UK property prices are expected to fall by as much as 12 percent as those looking to get their first home will see their purchasing power destroyed, economists have warned.
The warning comes as the average interest rate for a two-year fixed-rate mortgage exceeded 6 percent for the first time since 2008, according to financial data provider Moneyfacts.
The market has already started to cool down, even before accounting for a recent rise in mortgage rates. Median house prices fell 0.1 percent between August and September, according to the Halifax mortgage lender.
Meanwhile, renters face a more than 20 percent increase in rental costs over the next five years, according to a forecast from real estate broker Knight Frank.
First-time homebuyers not only face rising rents, they must also contend with the full force of rising costs throughout the economy, from energy bills to food.
“That price destruction of purchasing power drives first-time buyers out of the market. Many just now can’t afford to buy at current prices,” said Andrew Wishart, real estate economist at consultancy Capital Economics. the independent.
And while the median home price is projected to fall about 12 percent by the end of 2024 according to Capital Economics, inflation is also expected to rise further, eroding savings for home deposits. The Bank of England has forecast that inflation could hit 13 percent in January next year.
The weakening position of renters and first-time buyers has an impact on the outlook for the housing market as a whole, Wishart said: “Once that happens, it spreads more towards the middle and upper end of the market. “.
“It is going to be very difficult to climb the housing ladder in the coming year. You also don’t want to buy into a falling market at a high interest rate,” she added.
Lenders are required by the City’s watchdog, the Financial Conduct Authority (FCA), to ensure that borrowers can afford their mortgage payments, even if rates rise. Given market expectations of rate hikes, the median loan-to-income ratio – a yardstick for measuring repayment costs – could fall from 4 to 3.7 by next summer.

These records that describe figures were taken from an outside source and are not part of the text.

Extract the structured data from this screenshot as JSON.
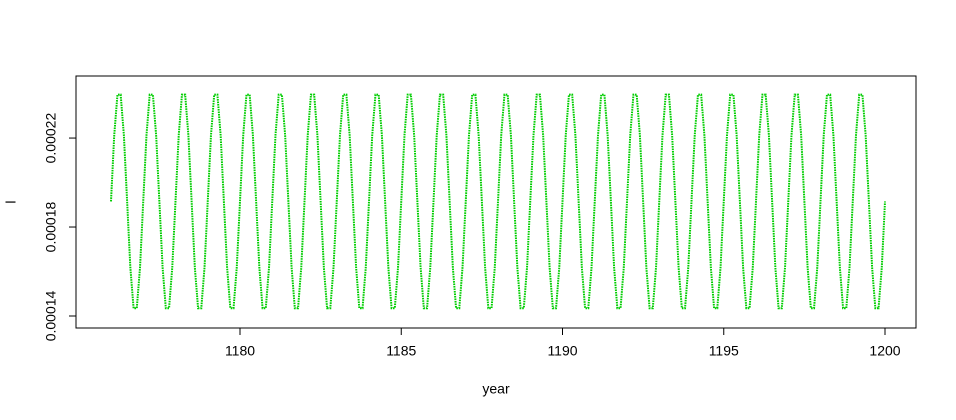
{
  "chart_data": {
    "type": "line",
    "xlabel": "year",
    "ylabel": "l",
    "color": "#00cd00",
    "xlim": [
      1174.915,
      1200.961
    ],
    "ylim": [
      0.0001346,
      0.0002479
    ],
    "xticks": [
      1180,
      1185,
      1190,
      1195,
      1200
    ],
    "yticks": [
      0.00014,
      0.00018,
      0.00022
    ],
    "x": [
      1176,
      1176.1,
      1176.2,
      1176.3,
      1176.4,
      1176.5,
      1176.6,
      1176.7,
      1176.8,
      1176.9,
      1177,
      1177.1,
      1177.2,
      1177.3,
      1177.4,
      1177.5,
      1177.6,
      1177.7,
      1177.8,
      1177.9,
      1178,
      1178.1,
      1178.2,
      1178.3,
      1178.4,
      1178.5,
      1178.6,
      1178.7,
      1178.8,
      1178.9,
      1179,
      1179.1,
      1179.2,
      1179.3,
      1179.4,
      1179.5,
      1179.6,
      1179.7,
      1179.8,
      1179.9,
      1180,
      1180.1,
      1180.2,
      1180.3,
      1180.4,
      1180.5,
      1180.6,
      1180.7,
      1180.8,
      1180.9,
      1181,
      1181.1,
      1181.2,
      1181.3,
      1181.4,
      1181.5,
      1181.6,
      1181.7,
      1181.8,
      1181.9,
      1182,
      1182.1,
      1182.2,
      1182.3,
      1182.4,
      1182.5,
      1182.6,
      1182.7,
      1182.8,
      1182.9,
      1183,
      1183.1,
      1183.2,
      1183.3,
      1183.4,
      1183.5,
      1183.6,
      1183.7,
      1183.8,
      1183.9,
      1184,
      1184.1,
      1184.2,
      1184.3,
      1184.4,
      1184.5,
      1184.6,
      1184.7,
      1184.8,
      1184.9,
      1185,
      1185.1,
      1185.2,
      1185.3,
      1185.4,
      1185.5,
      1185.6,
      1185.7,
      1185.8,
      1185.9,
      1186,
      1186.1,
      1186.2,
      1186.3,
      1186.4,
      1186.5,
      1186.6,
      1186.7,
      1186.8,
      1186.9,
      1187,
      1187.1,
      1187.2,
      1187.3,
      1187.4,
      1187.5,
      1187.6,
      1187.7,
      1187.8,
      1187.9,
      1188,
      1188.1,
      1188.2,
      1188.3,
      1188.4,
      1188.5,
      1188.6,
      1188.7,
      1188.8,
      1188.9,
      1189,
      1189.1,
      1189.2,
      1189.3,
      1189.4,
      1189.5,
      1189.6,
      1189.7,
      1189.8,
      1189.9,
      1190,
      1190.1,
      1190.2,
      1190.3,
      1190.4,
      1190.5,
      1190.6,
      1190.7,
      1190.8,
      1190.9,
      1191,
      1191.1,
      1191.2,
      1191.3,
      1191.4,
      1191.5,
      1191.6,
      1191.7,
      1191.8,
      1191.9,
      1192,
      1192.1,
      1192.2,
      1192.3,
      1192.4,
      1192.5,
      1192.6,
      1192.7,
      1192.8,
      1192.9,
      1193,
      1193.1,
      1193.2,
      1193.3,
      1193.4,
      1193.5,
      1193.6,
      1193.7,
      1193.8,
      1193.9,
      1194,
      1194.1,
      1194.2,
      1194.3,
      1194.4,
      1194.5,
      1194.6,
      1194.7,
      1194.8,
      1194.9,
      1195,
      1195.1,
      1195.2,
      1195.3,
      1195.4,
      1195.5,
      1195.6,
      1195.7,
      1195.8,
      1195.9,
      1196,
      1196.1,
      1196.2,
      1196.3,
      1196.4,
      1196.5,
      1196.6,
      1196.7,
      1196.8,
      1196.9,
      1197,
      1197.1,
      1197.2,
      1197.3,
      1197.4,
      1197.5,
      1197.6,
      1197.7,
      1197.8,
      1197.9,
      1198,
      1198.1,
      1198.2,
      1198.3,
      1198.4,
      1198.5,
      1198.6,
      1198.7,
      1198.8,
      1198.9,
      1199,
      1199.1,
      1199.2,
      1199.3,
      1199.4,
      1199.5,
      1199.6,
      1199.7,
      1199.8,
      1199.9,
      1200
    ],
    "values": [
      0.0001915,
      0.0002212,
      0.0002395,
      0.0002395,
      0.0002212,
      0.0001915,
      0.0001618,
      0.0001435,
      0.0001435,
      0.0001618,
      0.0001915,
      0.0002212,
      0.0002395,
      0.0002395,
      0.0002212,
      0.0001915,
      0.0001618,
      0.0001435,
      0.0001435,
      0.0001618,
      0.0001915,
      0.0002212,
      0.0002395,
      0.0002395,
      0.0002212,
      0.0001915,
      0.0001618,
      0.0001435,
      0.0001435,
      0.0001618,
      0.0001915,
      0.0002212,
      0.0002395,
      0.0002395,
      0.0002212,
      0.0001915,
      0.0001618,
      0.0001435,
      0.0001435,
      0.0001618,
      0.0001915,
      0.0002212,
      0.0002395,
      0.0002395,
      0.0002212,
      0.0001915,
      0.0001618,
      0.0001435,
      0.0001435,
      0.0001618,
      0.0001915,
      0.0002212,
      0.0002395,
      0.0002395,
      0.0002212,
      0.0001915,
      0.0001618,
      0.0001435,
      0.0001435,
      0.0001618,
      0.0001915,
      0.0002212,
      0.0002395,
      0.0002395,
      0.0002212,
      0.0001915,
      0.0001618,
      0.0001435,
      0.0001435,
      0.0001618,
      0.0001915,
      0.0002212,
      0.0002395,
      0.0002395,
      0.0002212,
      0.0001915,
      0.0001618,
      0.0001435,
      0.0001435,
      0.0001618,
      0.0001915,
      0.0002212,
      0.0002395,
      0.0002395,
      0.0002212,
      0.0001915,
      0.0001618,
      0.0001435,
      0.0001435,
      0.0001618,
      0.0001915,
      0.0002212,
      0.0002395,
      0.0002395,
      0.0002212,
      0.0001915,
      0.0001618,
      0.0001435,
      0.0001435,
      0.0001618,
      0.0001915,
      0.0002212,
      0.0002395,
      0.0002395,
      0.0002212,
      0.0001915,
      0.0001618,
      0.0001435,
      0.0001435,
      0.0001618,
      0.0001915,
      0.0002212,
      0.0002395,
      0.0002395,
      0.0002212,
      0.0001915,
      0.0001618,
      0.0001435,
      0.0001435,
      0.0001618,
      0.0001915,
      0.0002212,
      0.0002395,
      0.0002395,
      0.0002212,
      0.0001915,
      0.0001618,
      0.0001435,
      0.0001435,
      0.0001618,
      0.0001915,
      0.0002212,
      0.0002395,
      0.0002395,
      0.0002212,
      0.0001915,
      0.0001618,
      0.0001435,
      0.0001435,
      0.0001618,
      0.0001915,
      0.0002212,
      0.0002395,
      0.0002395,
      0.0002212,
      0.0001915,
      0.0001618,
      0.0001435,
      0.0001435,
      0.0001618,
      0.0001915,
      0.0002212,
      0.0002395,
      0.0002395,
      0.0002212,
      0.0001915,
      0.0001618,
      0.0001435,
      0.0001435,
      0.0001618,
      0.0001915,
      0.0002212,
      0.0002395,
      0.0002395,
      0.0002212,
      0.0001915,
      0.0001618,
      0.0001435,
      0.0001435,
      0.0001618,
      0.0001915,
      0.0002212,
      0.0002395,
      0.0002395,
      0.0002212,
      0.0001915,
      0.0001618,
      0.0001435,
      0.0001435,
      0.0001618,
      0.0001915,
      0.0002212,
      0.0002395,
      0.0002395,
      0.0002212,
      0.0001915,
      0.0001618,
      0.0001435,
      0.0001435,
      0.0001618,
      0.0001915,
      0.0002212,
      0.0002395,
      0.0002395,
      0.0002212,
      0.0001915,
      0.0001618,
      0.0001435,
      0.0001435,
      0.0001618,
      0.0001915,
      0.0002212,
      0.0002395,
      0.0002395,
      0.0002212,
      0.0001915,
      0.0001618,
      0.0001435,
      0.0001435,
      0.0001618,
      0.0001915,
      0.0002212,
      0.0002395,
      0.0002395,
      0.0002212,
      0.0001915,
      0.0001618,
      0.0001435,
      0.0001435,
      0.0001618,
      0.0001915,
      0.0002212,
      0.0002395,
      0.0002395,
      0.0002212,
      0.0001915,
      0.0001618,
      0.0001435,
      0.0001435,
      0.0001618,
      0.0001915,
      0.0002212,
      0.0002395,
      0.0002395,
      0.0002212,
      0.0001915,
      0.0001618,
      0.0001435,
      0.0001435,
      0.0001618,
      0.0001915
    ]
  }
}
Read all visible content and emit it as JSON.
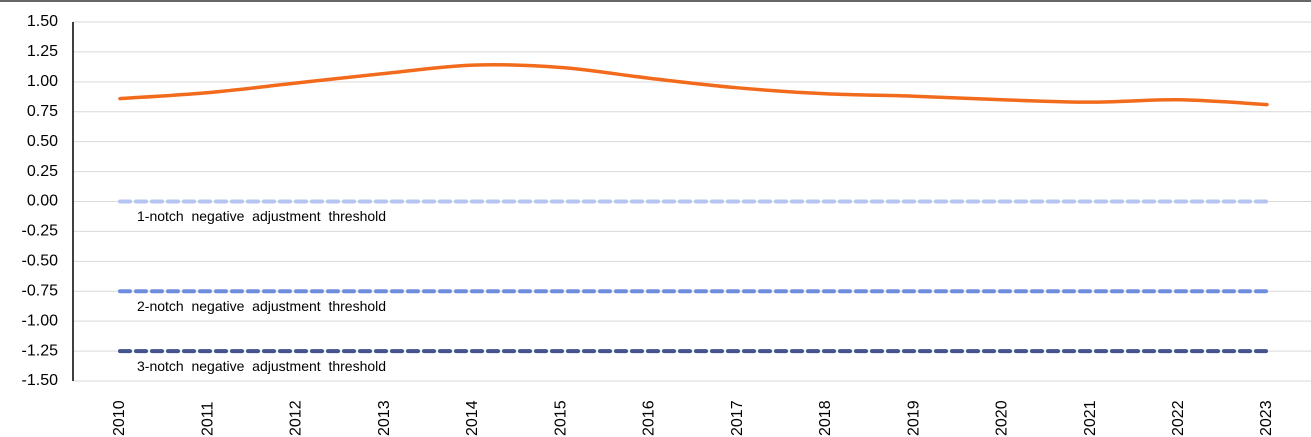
{
  "chart_data": {
    "type": "line",
    "categories": [
      "2010",
      "2011",
      "2012",
      "2013",
      "2014",
      "2015",
      "2016",
      "2017",
      "2018",
      "2019",
      "2020",
      "2021",
      "2022",
      "2023"
    ],
    "ylim": [
      -1.5,
      1.5
    ],
    "yticks": [
      {
        "value": 1.5,
        "label": "1.50"
      },
      {
        "value": 1.25,
        "label": "1.25"
      },
      {
        "value": 1,
        "label": "1.00"
      },
      {
        "value": 0.75,
        "label": "0.75"
      },
      {
        "value": 0.5,
        "label": "0.50"
      },
      {
        "value": 0.25,
        "label": "0.25"
      },
      {
        "value": 0,
        "label": "0.00"
      },
      {
        "value": -0.25,
        "label": "-0.25"
      },
      {
        "value": -0.5,
        "label": "-0.50"
      },
      {
        "value": -0.75,
        "label": "-0.75"
      },
      {
        "value": -1,
        "label": "-1.00"
      },
      {
        "value": -1.25,
        "label": "-1.25"
      },
      {
        "value": -1.5,
        "label": "-1.50"
      }
    ],
    "grid": true,
    "series": [
      {
        "values": [
          0.86,
          0.91,
          0.99,
          1.07,
          1.14,
          1.12,
          1.03,
          0.95,
          0.9,
          0.88,
          0.85,
          0.83,
          0.85,
          0.81
        ],
        "color": "#f26b1d",
        "style": "solid"
      },
      {
        "name": "1-notch  negative  adjustment  threshold",
        "values": [
          0,
          0,
          0,
          0,
          0,
          0,
          0,
          0,
          0,
          0,
          0,
          0,
          0,
          0
        ],
        "color": "#b4c6ef",
        "style": "dashed"
      },
      {
        "name": "2-notch  negative  adjustment  threshold",
        "values": [
          -0.75,
          -0.75,
          -0.75,
          -0.75,
          -0.75,
          -0.75,
          -0.75,
          -0.75,
          -0.75,
          -0.75,
          -0.75,
          -0.75,
          -0.75,
          -0.75
        ],
        "color": "#6e8ddf",
        "style": "dashed"
      },
      {
        "name": "3-notch  negative  adjustment  threshold",
        "values": [
          -1.25,
          -1.25,
          -1.25,
          -1.25,
          -1.25,
          -1.25,
          -1.25,
          -1.25,
          -1.25,
          -1.25,
          -1.25,
          -1.25,
          -1.25,
          -1.25
        ],
        "color": "#44538e",
        "style": "dashed"
      }
    ]
  }
}
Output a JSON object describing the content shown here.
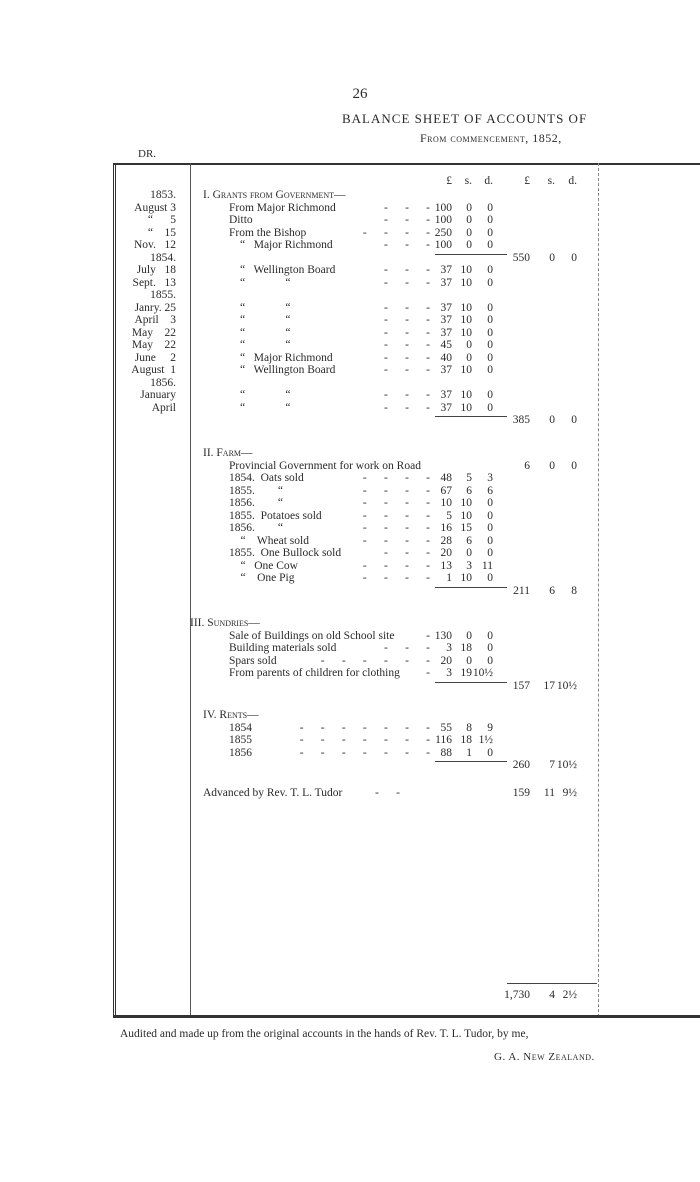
{
  "page_number": "26",
  "title": "BALANCE SHEET OF ACCOUNTS OF",
  "subtitle": "From commencement, 1852,",
  "side_label": "DR.",
  "column_headers": {
    "l": "£",
    "s": "s.",
    "d": "d.",
    "L": "£",
    "S": "s.",
    "D": "d."
  },
  "sections": [
    {
      "heading": "I. Grants from Government—",
      "rows": [
        {
          "date": "1853.",
          "desc": ""
        },
        {
          "date": "August 3",
          "desc": "From Major Richmond",
          "dashes": "-      -      -",
          "l": "100",
          "s": "0",
          "d": "0"
        },
        {
          "date": "“      5",
          "desc": "Ditto",
          "dashes": "-      -      -",
          "l": "100",
          "s": "0",
          "d": "0"
        },
        {
          "date": "“    15",
          "desc": "From the Bishop",
          "dashes": "-      -      -      -",
          "l": "250",
          "s": "0",
          "d": "0"
        },
        {
          "date": "Nov.   12",
          "desc": "“   Major Richmond",
          "ditto": true,
          "dashes": "-      -      -",
          "l": "100",
          "s": "0",
          "d": "0"
        },
        {
          "date": "1854.",
          "desc": "",
          "sum": true,
          "L": "550",
          "S": "0",
          "D": "0"
        },
        {
          "date": "July   18",
          "desc": "“   Wellington Board",
          "ditto": true,
          "dashes": "-      -      -",
          "l": "37",
          "s": "10",
          "d": "0"
        },
        {
          "date": "Sept.   13",
          "desc": "“              “",
          "ditto": true,
          "dashes": "-      -      -",
          "l": "37",
          "s": "10",
          "d": "0"
        },
        {
          "date": "1855.",
          "desc": ""
        },
        {
          "date": "Janry. 25",
          "desc": "“              “",
          "ditto": true,
          "dashes": "-      -      -",
          "l": "37",
          "s": "10",
          "d": "0"
        },
        {
          "date": "April    3",
          "desc": "“              “",
          "ditto": true,
          "dashes": "-      -      -",
          "l": "37",
          "s": "10",
          "d": "0"
        },
        {
          "date": "May    22",
          "desc": "“              “",
          "ditto": true,
          "dashes": "-      -      -",
          "l": "37",
          "s": "10",
          "d": "0"
        },
        {
          "date": "May    22",
          "desc": "“              “",
          "ditto": true,
          "dashes": "-      -      -",
          "l": "45",
          "s": "0",
          "d": "0"
        },
        {
          "date": "June     2",
          "desc": "“   Major Richmond",
          "ditto": true,
          "dashes": "-      -      -",
          "l": "40",
          "s": "0",
          "d": "0"
        },
        {
          "date": "August  1",
          "desc": "“   Wellington Board",
          "ditto": true,
          "dashes": "-      -      -",
          "l": "37",
          "s": "10",
          "d": "0"
        },
        {
          "date": "1856.",
          "desc": ""
        },
        {
          "date": "January",
          "desc": "“              “",
          "ditto": true,
          "dashes": "-      -      -",
          "l": "37",
          "s": "10",
          "d": "0"
        },
        {
          "date": "April",
          "desc": "“              “",
          "ditto": true,
          "dashes": "-      -      -",
          "l": "37",
          "s": "10",
          "d": "0"
        },
        {
          "date": "",
          "desc": "",
          "sum": true,
          "L": "385",
          "S": "0",
          "D": "0"
        }
      ]
    },
    {
      "heading": "II. Farm—",
      "rows": [
        {
          "desc": "Provincial Government for work on Road",
          "L": "6",
          "S": "0",
          "D": "0"
        },
        {
          "desc": "1854.  Oats sold",
          "dashes": "-      -      -      -",
          "l": "48",
          "s": "5",
          "d": "3"
        },
        {
          "desc": "1855.        “",
          "dashes": "-      -      -      -",
          "l": "67",
          "s": "6",
          "d": "6"
        },
        {
          "desc": "1856.        “",
          "dashes": "-      -      -      -",
          "l": "10",
          "s": "10",
          "d": "0"
        },
        {
          "desc": "1855.  Potatoes sold",
          "dashes": "-      -      -      -",
          "l": "5",
          "s": "10",
          "d": "0"
        },
        {
          "desc": "1856.        “",
          "dashes": "-      -      -      -",
          "l": "16",
          "s": "15",
          "d": "0"
        },
        {
          "desc": "    “    Wheat sold",
          "dashes": "-      -      -      -",
          "l": "28",
          "s": "6",
          "d": "0"
        },
        {
          "desc": "1855.  One Bullock sold",
          "dashes": "-      -      -",
          "l": "20",
          "s": "0",
          "d": "0"
        },
        {
          "desc": "    “   One Cow",
          "dashes": "-      -      -      -",
          "l": "13",
          "s": "3",
          "d": "11"
        },
        {
          "desc": "    “    One Pig",
          "dashes": "-      -      -      -",
          "l": "1",
          "s": "10",
          "d": "0"
        },
        {
          "desc": "",
          "sum": true,
          "L": "211",
          "S": "6",
          "D": "8"
        }
      ]
    },
    {
      "heading": "III. Sundries—",
      "rows": [
        {
          "desc": "Sale of Buildings on old School site",
          "dashes": "-",
          "l": "130",
          "s": "0",
          "d": "0"
        },
        {
          "desc": "Building materials sold",
          "dashes": "-      -      -",
          "l": "3",
          "s": "18",
          "d": "0"
        },
        {
          "desc": "Spars sold",
          "dashes": "-      -      -      -      -      -",
          "l": "20",
          "s": "0",
          "d": "0"
        },
        {
          "desc": "From parents of children for clothing",
          "dashes": "-",
          "l": "3",
          "s": "19",
          "d": "10½"
        },
        {
          "desc": "",
          "sum": true,
          "L": "157",
          "S": "17",
          "D": "10½"
        }
      ]
    },
    {
      "heading": "IV. Rents—",
      "rows": [
        {
          "desc": "1854",
          "dashes": "-      -      -      -      -      -      -",
          "l": "55",
          "s": "8",
          "d": "9"
        },
        {
          "desc": "1855",
          "dashes": "-      -      -      -      -      -      -",
          "l": "116",
          "s": "18",
          "d": "1½"
        },
        {
          "desc": "1856",
          "dashes": "-      -      -      -      -      -      -",
          "l": "88",
          "s": "1",
          "d": "0"
        },
        {
          "desc": "",
          "sum": true,
          "L": "260",
          "S": "7",
          "D": "10½"
        }
      ]
    }
  ],
  "advanced": {
    "desc": "Advanced by Rev. T. L. Tudor",
    "dashes": "-      -",
    "L": "159",
    "S": "11",
    "D": "9½"
  },
  "grand_total": {
    "L": "1,730",
    "S": "4",
    "D": "2½"
  },
  "audit_note": "Audited and made up from the original accounts in the hands of Rev. T. L. Tudor, by me,",
  "signature": "G. A. New Zealand."
}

In practical terms, that would reduce the maximum mortgage a typical first-time homebuyer with an annual income of £55,000 could get from £275,000 to £203,000, according to Wishart.
The UK is not the only market where rising interest rates are hitting would-be homeowners and renters. Central banks are trying to curb inflation by raising interest rates in developed economies, including the US Federal Reserve.
However, the Truss administration’s handling of the mini-budget and resulting market volatility hastened the rise in mortgage interest rates, economists and investors said.
The housing market won’t be able to “bear rates as high as 5 or 6 percent,” Mark Dowding, chief investment officer at Bluebay Asset Management, said in a note.
And the ‘mini’ budget “has probably done more to damage confidence and push the economy into recession than anything it has done to boost aggregate demand,” he added.
Rising debt costs tend to make businesses and consumers more pessimistic, but this has been made worse by recent political interventions, the economists said.
“The huge volatility caused by the mini-budget has affected people’s confidence,” said Suren Thiru, director of economics at the Institute of Chartered Accountants in England and Wales (ICAEW).
“However, it is not just the impact of the mini-budget itself. It is the new perspective of Austerity 2.0,” he added, pointing to suggestions from the prime minister and chancellor that public spending cuts will be needed to finance tax cuts.
The cost of government borrowing rose sharply in the wake of Chancellor Kwasi Kwarteng’s mini-budget and the triggering intervention in the bond market by the Bank of England.
Market expectations for inflation and interest rates rose as they analyzed the effects of the sweeping tax cuts introduced by Kwarteng last month. Investors were also unsettled by a lack of clarity about what the policies would mean for UK public finances in the absence of the usual assessment by the independent watchdog, the Office for Budget Responsibility (OBR).
Liz Truss and Mr. Kwarteng rowed back on plans to cut the 45 percent tax rate for high-earners and said they would work with OBR to provide economic and fiscal forecasts along with spending plans for the next month, after rejecting OBR’s earlier offer. OBR of new forecasts in time for the mini-budget.
Ms Truss has said the government is helping first-time buyers by raising the threshold for stamp duty, a property transaction tax, from £300,000 to £425,000.
Economists do not expect this to offset the larger impact of higher borrowing costs on the housing market.
On Thursday, Mr Kwarteng met with mortgage providers and was urged by bank chiefs to consider an extension of the government’s mortgage guarantee scheme to manage the risks of lending to new borrowers.